- 1535 Okunma
- 12 Yorum
- 0 Beğeni
Allah Razı Olsun
Zeynep Hanım, elli beş yaşarında, çocuklarını evlendirmiş, eşi rahmetli olalı, iki yıl olmuştu. Çayını eline alıp, yağan yağmuru seyretmek için, camın önüne oturmuştu. Hem çayını yudumluyor, hem de, cama vuran yağmura bakıp, mazide bir gezinti yapıyordu. Yıllar önceydi:
Zeynep sabah ezanı okunmadan kalkmış, tarlaya gitmek için hazırlanıyordu. Kocası esneyerek:
-Ne çabuk sabah oldu ya! Daha uykumu almamıştım.
-Haydi kalk! Uykucu. Sıcak basmadan patlıcanı toplayalım. Daha su işi de var. Ne zaman bitecek bu işler?
Kocası Ahmet, istemeye istemeye yataktan kalkıp, traktöre kasaları ve karısının hazırladığı erzak sepetini yüklerken, Zeynep küçük oğluyla kızını uyandırıyordu. Kızı beş yaşında, oğlu ise bir yaşını doldurmuş, yeni yeni yürüyordu. Kızı İlkay, cin gibi bir çocuktu. Annesini pek uğraştırmazdı. Hemen uyanıp, kucağına annesinin ördüğü yün bebeği alıp, kapının ardına dikilmişti bile. Oğlunun bezini değiştiren genç kadın, O’nu sarıp sarmaladıktan sonra, kucaklayıp, kızı İlkay’ın da elinden tutarak traktör kasasındaki yerini almıştı.

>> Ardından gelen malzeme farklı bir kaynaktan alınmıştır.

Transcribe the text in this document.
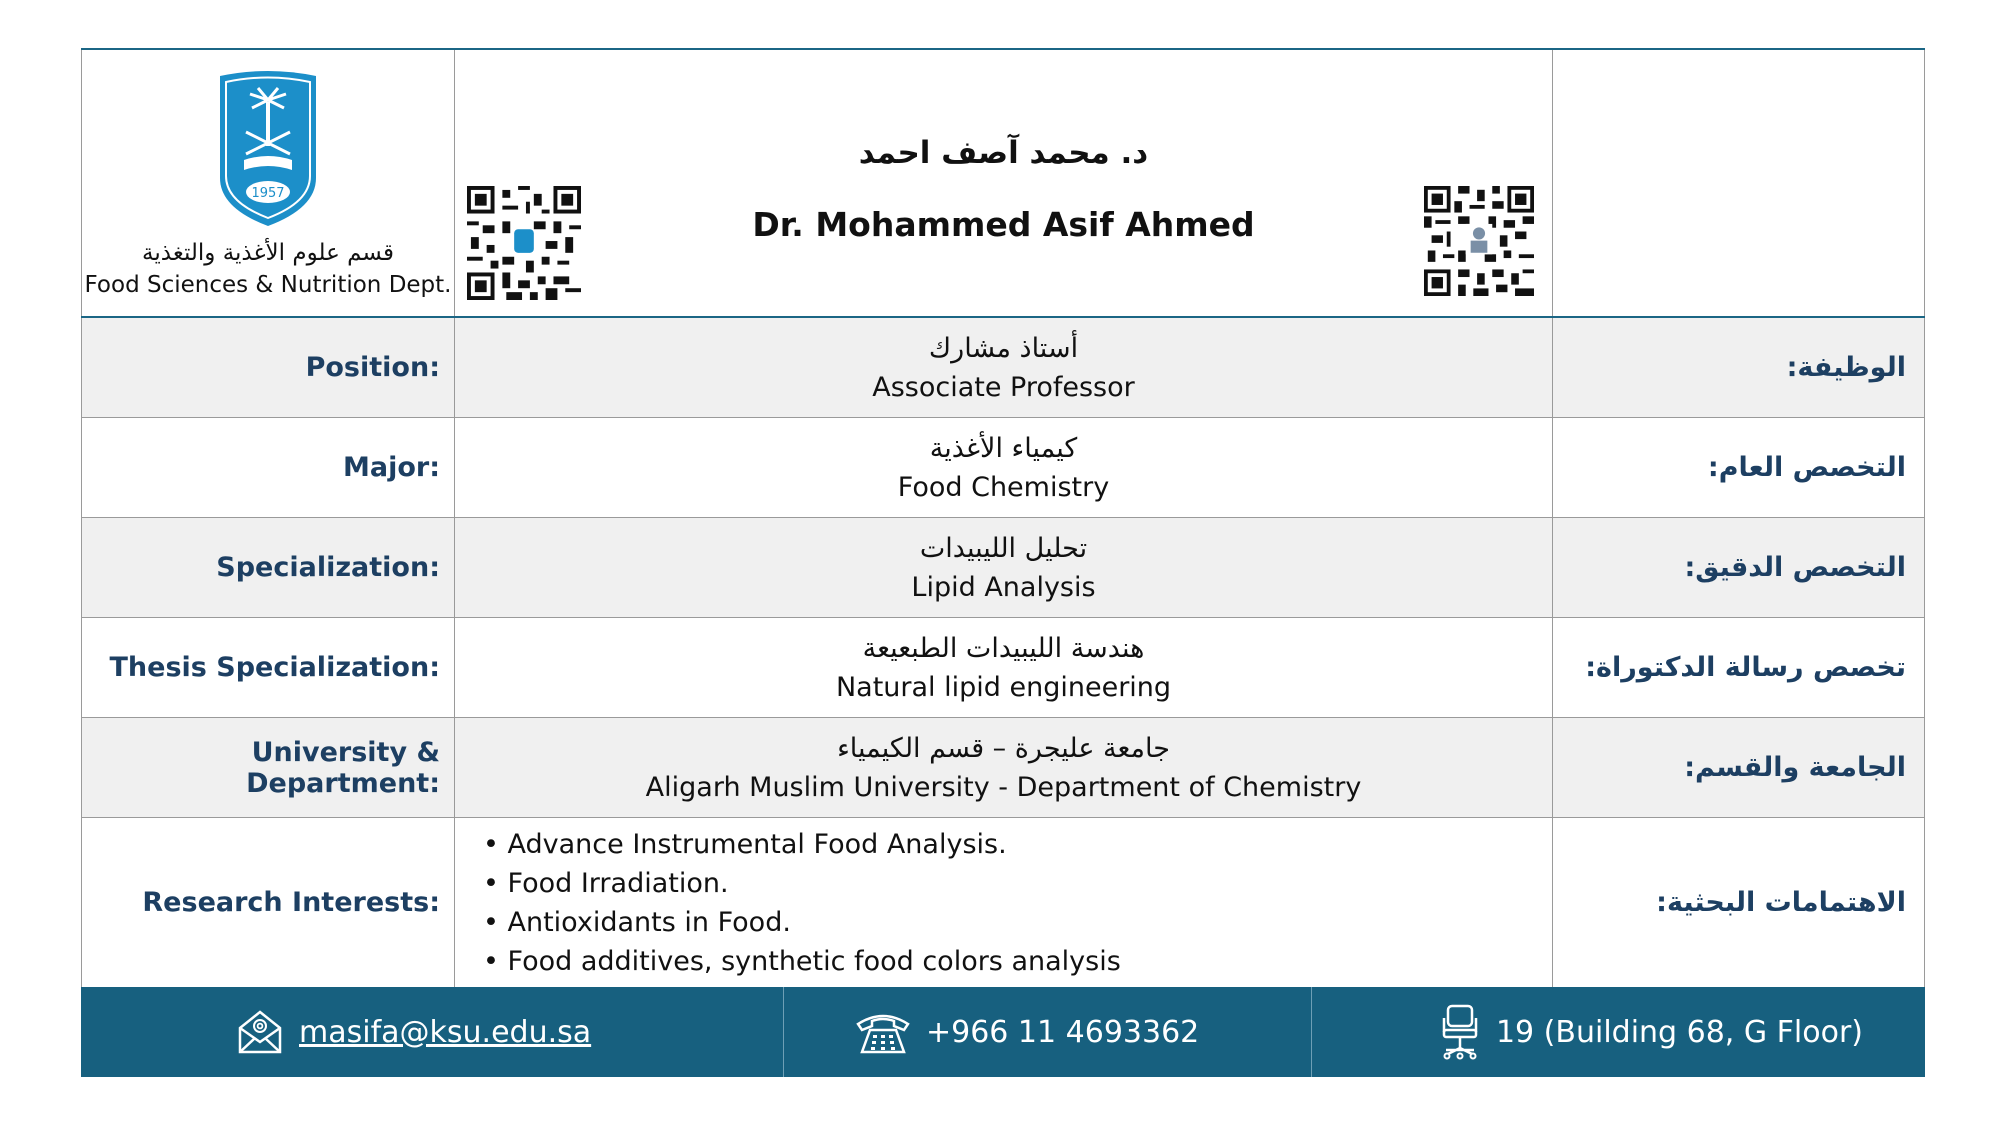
1957
قسم علوم الأغذية والتغذية
Food Sciences & Nutrition Dept.
د. محمد آصف احمد
Dr. Mohammed Asif Ahmed
Position:
أستاذ مشارك
Associate Professor
الوظيفة:
Major:
كيمياء الأغذية
Food Chemistry
التخصص العام:
Specialization:
تحليل الليبيدات
Lipid Analysis
التخصص الدقيق:
Thesis Specialization:
هندسة الليبيدات الطبعيعة
Natural lipid engineering
تخصص رسالة الدكتوراة:
University & Department:
جامعة عليجرة – قسم الكيمياء
Aligarh Muslim University - Department of Chemistry
الجامعة والقسم:
Research Interests:
• Advance Instrumental Food Analysis.
• Food Irradiation.
• Antioxidants in Food.
• Food additives, synthetic food colors analysis
الاهتمامات البحثية:
masifa@ksu.edu.sa	+966 11 4693362	19 (Building 68, G Floor)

Büyük bir homurtuyla çalışan traktör, karanlıkta yol alırken, sokaklarda kimsecikler yoktu. Tarlaya geldiklerinde, kucağındaki oğlu uyumuş, kızı ise hâlâ kucağındaki bebeğini sallıyordu. Saz çardağın altına, çocuklarını ve malzemelerini indiren kadın, köşeye çuvallardan yatak yapıp oğlunu yatırmış, kızına da:
-İstersen sen de yat. Daha erken.
Diyerek, eline patlıcan küfesini alarak, patlıcan toplamak için tarlaya girmişti. Kocasıyla beraber, sıcak bastırmadan bitirmek için, var güçleriyle çalışıyorlardı. Saat 10:00 olmuş, çocuklar açlıktan mızıklamaya başlamışlardı.
Doldurduğu küfeyi omzuna alan kadın, çocuklarını daha fazla ağlatmamak için çardağa gelmişti. Evden getirdiği yiyecekleri, masa gibi ters çevirdiği patlıcan kasasının üzerine koyup, oğlunu kucağına alarak emzirirken, kızını ve kendi karnını doyurmuştu.
Oğlunun bezini tekrar değiştirerek, kalan patlıcanı toplamak için aceleyle tarlaya girmişti. Patlıcan bittiğinde, saat 11:00 olmuştu. Hemen çardağa gelen karıkoca, aceleyle patlıcanları kasalara dizip, traktöre yüklemişlerdi. Kocası fazla zaman kaybetmemek için, eline aldığı bir dilim ekmekle, halin yolunu tutmuştu. Mal ne kadar erken teslim edilirse, alıcısı o kadar çok oluyordu.
Zeynep çocuklarını tekrar doyurup, su motorunu çalıştırmıştı. Kocası gelinceye kadar, ‘bir iki salma sulasam, fayda olur’ diye düşünüyordu. Yaklaşık bir saat sonra, kocası da elindeki çapayla, yanındaki salmadan başladığı sırada, İlkay’ın çığlıkları yeri göğü inletiyordu:
-Anneee yetişşşş! Sonay ölüyor anneeeee! Koşşşş! Sonay ölüyorrrrr!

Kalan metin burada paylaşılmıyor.